INTERPOL ile ilişkilerde yaşanan sıkıntılara değinerek, bunu İçişleri Bakanı Süleyman Soylu başta olmak üzere her düzeyde ve platformda ifade ettiklerini belirten Kıran, şunları kaydetti:
"Aslında özetle üç konuda INTERPOL'le çalışmalarımızda arzu ettiğimiz düzeyde iş birliği sergilenmiyor. Nedir bu üç konu? Öncelikle kırmızı bülten ve iade taleplerimizin reddedilmesi, yine kırmızı bültenlerin silinmesi ve Kayıp ve Çalıntı Seyahat Belgeleri Sistemi'ne ülkemiz makamlarınca yapılan veri girişlerinin silinmesi. Bunlar üç ana başlıkta bizim INTERPOL'le iş birliğinde güncel ölçekte de karşılaştığımız ve devam eden problemler. 1982'den bugüne iade edilen 1064 iade talebimiz var. Bütün bunları detaylı olarak INTERPOL Genel Kurulunda aktaracağız.

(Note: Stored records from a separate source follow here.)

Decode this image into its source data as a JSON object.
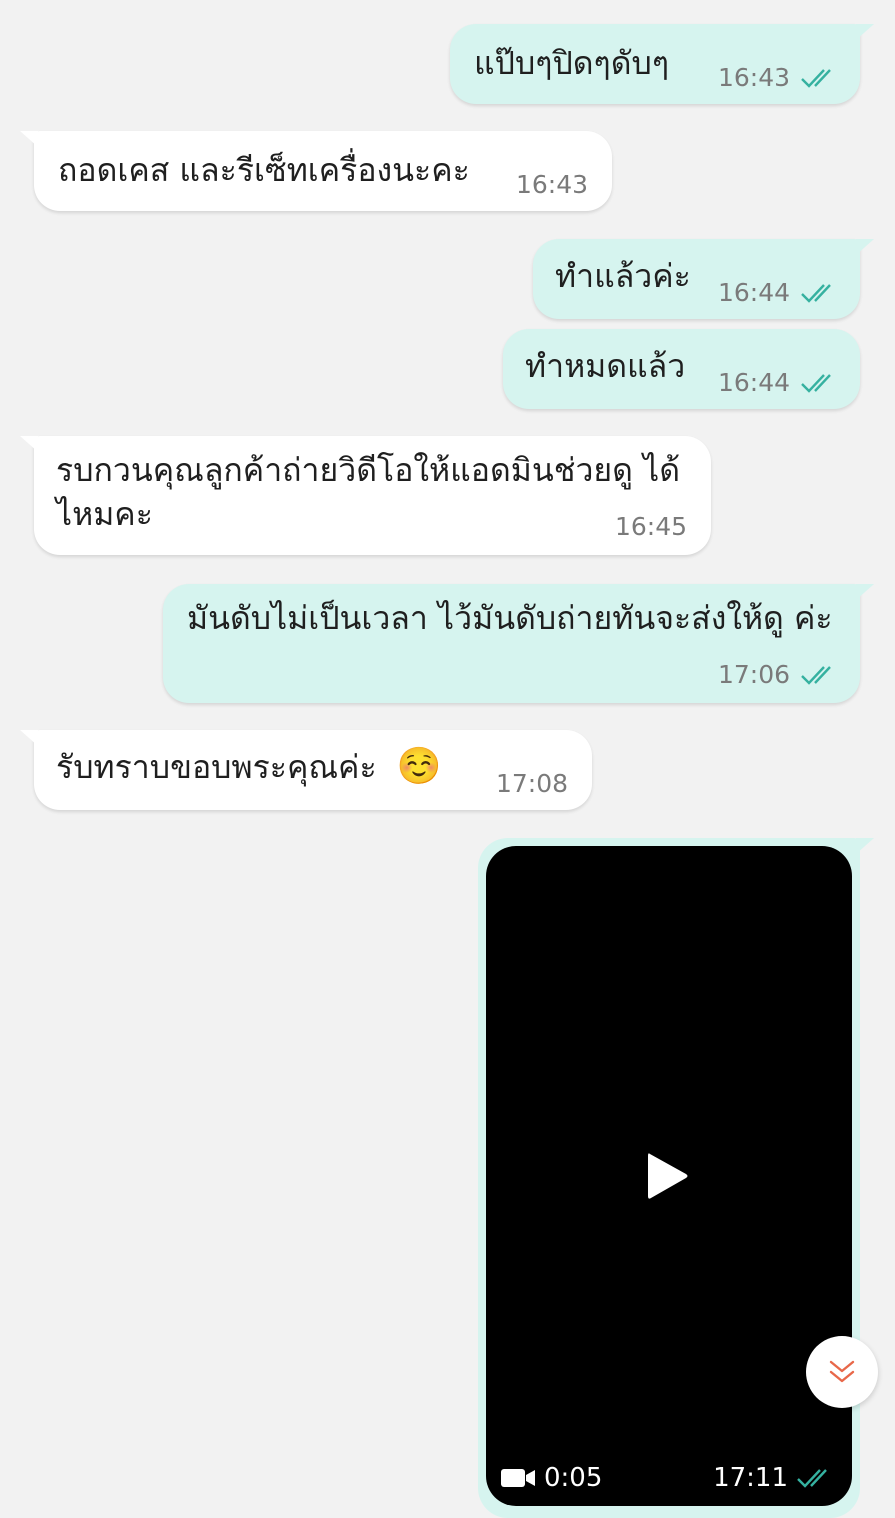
{
  "messages": [
    {
      "dir": "out",
      "text": "แป๊บๆปิดๆดับๆ",
      "time": "16:43"
    },
    {
      "dir": "in",
      "text": "ถอดเคส และรีเซ็ทเครื่องนะคะ",
      "time": "16:43"
    },
    {
      "dir": "out",
      "text": "ทำแล้วค่ะ",
      "time": "16:44"
    },
    {
      "dir": "out",
      "text": "ทำหมดแล้ว",
      "time": "16:44"
    },
    {
      "dir": "in",
      "text": "รบกวนคุณลูกค้าถ่ายวิดีโอให้แอดมินช่วยดู ได้ไหมคะ",
      "time": "16:45"
    },
    {
      "dir": "out",
      "text": "มันดับไม่เป็นเวลา ไว้มันดับถ่ายทันจะส่งให้ดู ค่ะ",
      "time": "17:06"
    },
    {
      "dir": "in",
      "text": "รับทราบขอบพระคุณค่ะ ",
      "emoji": "☺️",
      "time": "17:08"
    }
  ],
  "video_message": {
    "duration": "0:05",
    "time": "17:11"
  },
  "colors": {
    "outgoing_bubble": "#d6f4ef",
    "incoming_bubble": "#ffffff",
    "read_ticks": "#35b1a0",
    "scroll_chevron": "#e8684a",
    "background": "#f2f2f2"
  },
  "icons": {
    "read_receipt": "double-check-icon",
    "play": "play-icon",
    "video": "video-camera-icon",
    "scroll_down": "double-chevron-down-icon"
  }
}
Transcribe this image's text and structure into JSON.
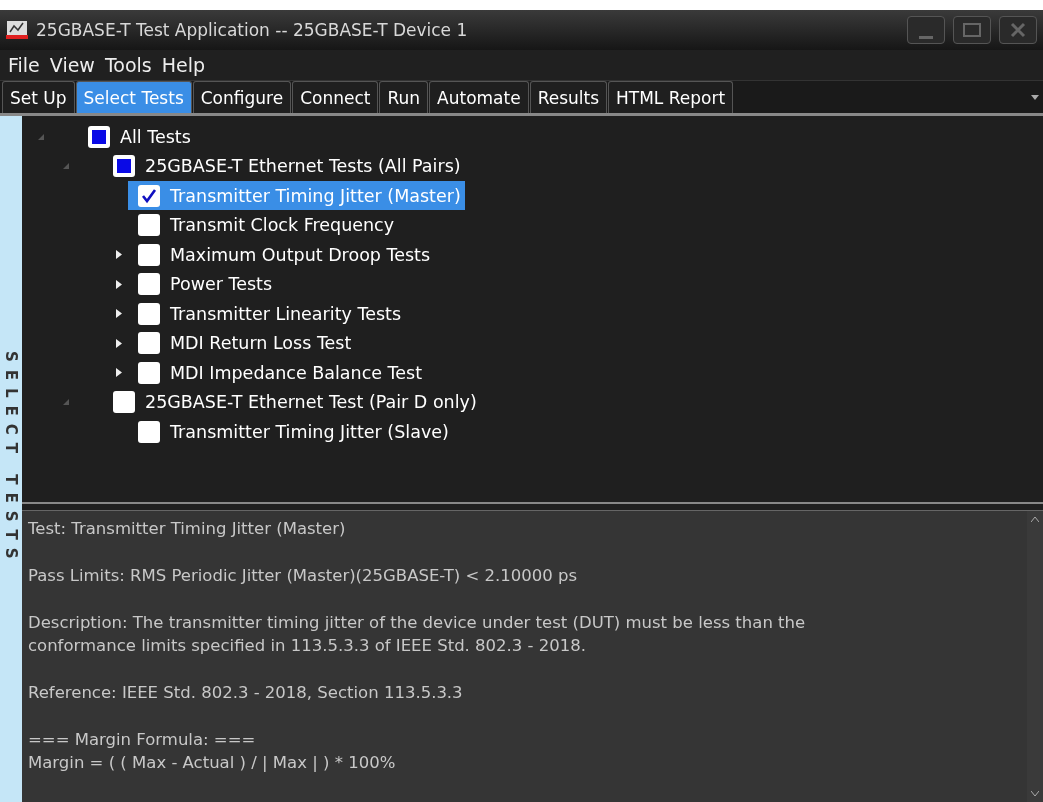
{
  "window": {
    "title": "25GBASE-T Test Application -- 25GBASE-T Device 1"
  },
  "menu": [
    "File",
    "View",
    "Tools",
    "Help"
  ],
  "tabs": [
    {
      "label": "Set Up",
      "selected": false
    },
    {
      "label": "Select Tests",
      "selected": true
    },
    {
      "label": "Configure",
      "selected": false
    },
    {
      "label": "Connect",
      "selected": false
    },
    {
      "label": "Run",
      "selected": false
    },
    {
      "label": "Automate",
      "selected": false
    },
    {
      "label": "Results",
      "selected": false
    },
    {
      "label": "HTML Report",
      "selected": false
    }
  ],
  "side_label": "SELECT TESTS",
  "tree": [
    {
      "label": "All Tests",
      "checked": false,
      "partial": true,
      "expanded": true,
      "selected": false,
      "children": [
        {
          "label": "25GBASE-T Ethernet Tests (All Pairs)",
          "checked": false,
          "partial": true,
          "expanded": true,
          "selected": false,
          "children": [
            {
              "label": "Transmitter Timing Jitter (Master)",
              "checked": true,
              "partial": false,
              "selected": true
            },
            {
              "label": "Transmit Clock Frequency",
              "checked": false,
              "partial": false,
              "selected": false
            },
            {
              "label": "Maximum Output Droop Tests",
              "checked": false,
              "partial": false,
              "expanded": false,
              "selected": false
            },
            {
              "label": "Power Tests",
              "checked": false,
              "partial": false,
              "expanded": false,
              "selected": false
            },
            {
              "label": "Transmitter Linearity Tests",
              "checked": false,
              "partial": false,
              "expanded": false,
              "selected": false
            },
            {
              "label": "MDI Return Loss Test",
              "checked": false,
              "partial": false,
              "expanded": false,
              "selected": false
            },
            {
              "label": "MDI Impedance Balance Test",
              "checked": false,
              "partial": false,
              "expanded": false,
              "selected": false
            }
          ]
        },
        {
          "label": "25GBASE-T Ethernet Test (Pair D only)",
          "checked": false,
          "partial": false,
          "expanded": true,
          "selected": false,
          "children": [
            {
              "label": "Transmitter Timing Jitter (Slave)",
              "checked": false,
              "partial": false,
              "selected": false
            }
          ]
        }
      ]
    }
  ],
  "details": [
    [
      "Test: Transmitter Timing Jitter (Master)"
    ],
    [
      "Pass Limits: RMS Periodic Jitter (Master)(25GBASE-T) < 2.10000 ps"
    ],
    [
      "Description: The transmitter timing jitter of the device under test (DUT) must be less than the",
      "conformance limits specified in 113.5.3.3 of IEEE Std. 802.3 - 2018."
    ],
    [
      "Reference: IEEE Std. 802.3 - 2018, Section 113.5.3.3"
    ],
    [
      "=== Margin Formula: ===",
      "Margin = ( ( Max - Actual ) / | Max | ) * 100%"
    ]
  ]
}
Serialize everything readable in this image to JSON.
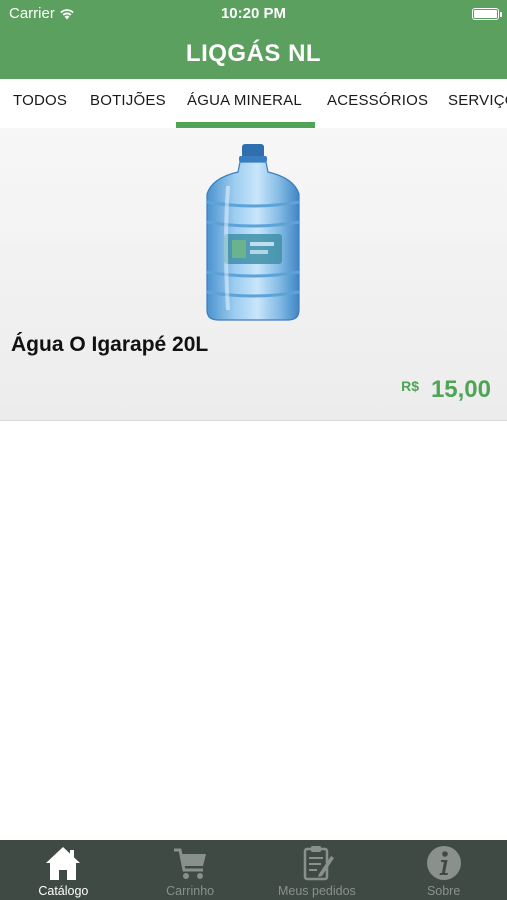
{
  "status": {
    "carrier": "Carrier",
    "time": "10:20 PM"
  },
  "header": {
    "title": "LIQGÁS NL"
  },
  "categories": {
    "items": [
      "TODOS",
      "BOTIJÕES",
      "ÁGUA MINERAL",
      "ACESSÓRIOS",
      "SERVIÇOS"
    ],
    "selected": "ÁGUA MINERAL"
  },
  "product": {
    "name": "Água O Igarapé 20L",
    "currency": "R$",
    "price": "15,00",
    "image_icon": "water-jug-image"
  },
  "tabbar": {
    "items": [
      {
        "label": "Catálogo",
        "icon": "home-icon",
        "active": true
      },
      {
        "label": "Carrinho",
        "icon": "cart-icon",
        "active": false
      },
      {
        "label": "Meus pedidos",
        "icon": "orders-icon",
        "active": false
      },
      {
        "label": "Sobre",
        "icon": "info-icon",
        "active": false
      }
    ]
  },
  "colors": {
    "brand_green": "#5ba05e",
    "price_green": "#4fa456",
    "tabbar_bg": "#3f4a44"
  }
}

Ülkemizin FETÖ, PKK/PYD, YPG ve DHKP-C'yle mücadelesinde INTERPOL'den yeterli destek göremediği; INTERPOL'ün terör örgütü mensuplarının ülkemize iadesinde ve cezalandırılmasında üzerine düşeni yapmadığı; Türkiye'nin 'kayıp ve çalıntı seyahat belgeleri' dediğimiz 'SLTD' diye kısalttıkları veri tabanına girişinin engellenmesinin kabul edilemeyeceği; INTERPOL'ün bir yargı makamı olmadığı ve suçla mücadeleyi kolaylaştırmayı amaçlayan bir örgüt olduğunu, tek odak noktasının DEAŞ olmaması gerektiği, DEAŞ'a karşı en büyük mücadeleyi ülkemizin verdiği ve INTERPOL'ün bu tutumunun ülkemizin terörizmle mücadeledeki çabalarına zarar verdiği, Genel Kurul kapsamında genel hatlarıyla ifade edeceğimiz hususlar ve başlıklar olacak."